4th SCIENTIFIC & TECHNOLOGICAL CONFERENCE

DIAGNOSTICS OF MATERIALS AND INDUSTRIAL COMPONENTS

31.05 - 2.06 2012, GDANSK UNIVERSITY OF TECHNOLOGY

 

ABSTRACT

Materials behavior during the early phase of a severe nuclear accident

Martin Steinbrück

Karlsruhe Institute of Technology, Institute of Applied Materials IAM-AWP, GERMANY

martin.steinbrueck@kit.edu, phone: +49-721-608-22517

 

After loss of coolant in a nuclear power plant (here only light water reactors, LWRs, are discussed) temperatures in the core rise due the residual decay heat even the reactor was successfully shut down. Starting from about 1000°C the oxidation of the zirconium alloy (Zry) claddings, enclosing the UO2 fuel pellets, becomes significant causing mechanical degradation of the cladding rods as well as release of hydrogen and chemical heat. For example, the hydrogen produced by the zirconium-steam reaction caused the detonations of the reactor buildings during the Fukushima Daiichi accidents. At temperatures above ca. 1500°C the heat produced by this reaction is in the range of and even higher than the decay heat and hence strongly influences the progress of the accident.

The oxidation kinetics of currently applied cladding alloys at temperatures 600-1600°C in various atmospheres was extensively investigated at Karlsruhe Institute of Technology (KIT) during the last decade. Generally, parabolic rate equations are applied in severe accident codes which are determined by the growth of a protective superficial oxide scale. However, at temperatures below 1100°C a transition to accelerated, more or less linear kinetics was found for most of the alloys after critical oxide scale thicknesses were exceeded. This transition is caused by the so-called breakaway, i.e. the formation of non-protective oxide layers.

Nitrogen is used for inertization of boiling water reactor (BWR) containment and for pressurization of emergency cooling water systems and comes into play during air ingress scenarios. It strongly affects the oxidation kinetics by the formation of zirconium nitride and its re-oxidation. Due to the significantly different densities of ZrN and ZrO2, porous, non-protective oxide layers are formed over a wide temperature range. Depending on temperature, the oxidation of Zry in steam-nitrogen mixtures can be by one order of magnitude faster than the oxidation in only steam.

Absorber materials may have also strong impact on core degradation and fission product behavior. Boron carbide (B4C) is widely used as neutron absorbing control rod material in Western boiling water reactors and recent pressurized water reactors (PWR) as well as in Russian VVERs. It was also applied in all units of the Fukushima Dai-ichi nuclear power plant. Usually it is enclosed by stainless steel (SS) in the form of cladding tubes or blades. Although the melting temperature of B4C is at about 2450°C, it initiates local, but significant melt formation in the core at temperatures around 1250°C due to eutectic interactions with the surrounding SS and Zry structures.

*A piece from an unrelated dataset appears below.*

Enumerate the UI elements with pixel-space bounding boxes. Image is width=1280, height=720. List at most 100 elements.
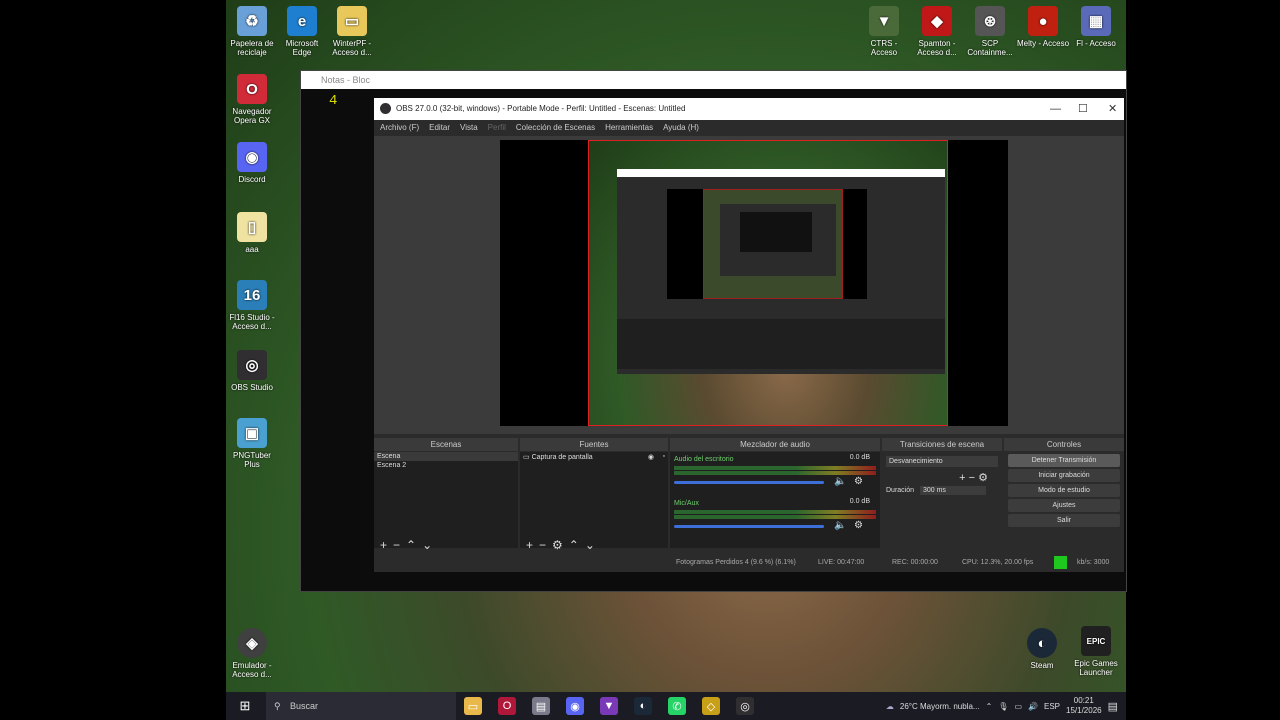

The B4C containing melt relocates and hence transports material and energy to lower parts of the fuel bundle. It is chemically aggressive and may attack other structure materials. Furthermore, boron carbide and absorber melt are oxidized by steam very rapidly and thus contribute to the hydrogen source term in the early phase of a severe accident.

Silver-Indium-Cadmium (SIC) alloy is applied in PWRs. It has a low melting temperature (800°C), but the enclosing SS cladding is chemically stable against the alloy. Failure of SIC control rods is observed beyond 1200°C due to eutectic interaction SS with Zry and/or mechanical break of the SS cladding.

The paper presents highlights of the corresponding research at KIT including large-scale bundle experiments and separate-effects tests in laboratory scale.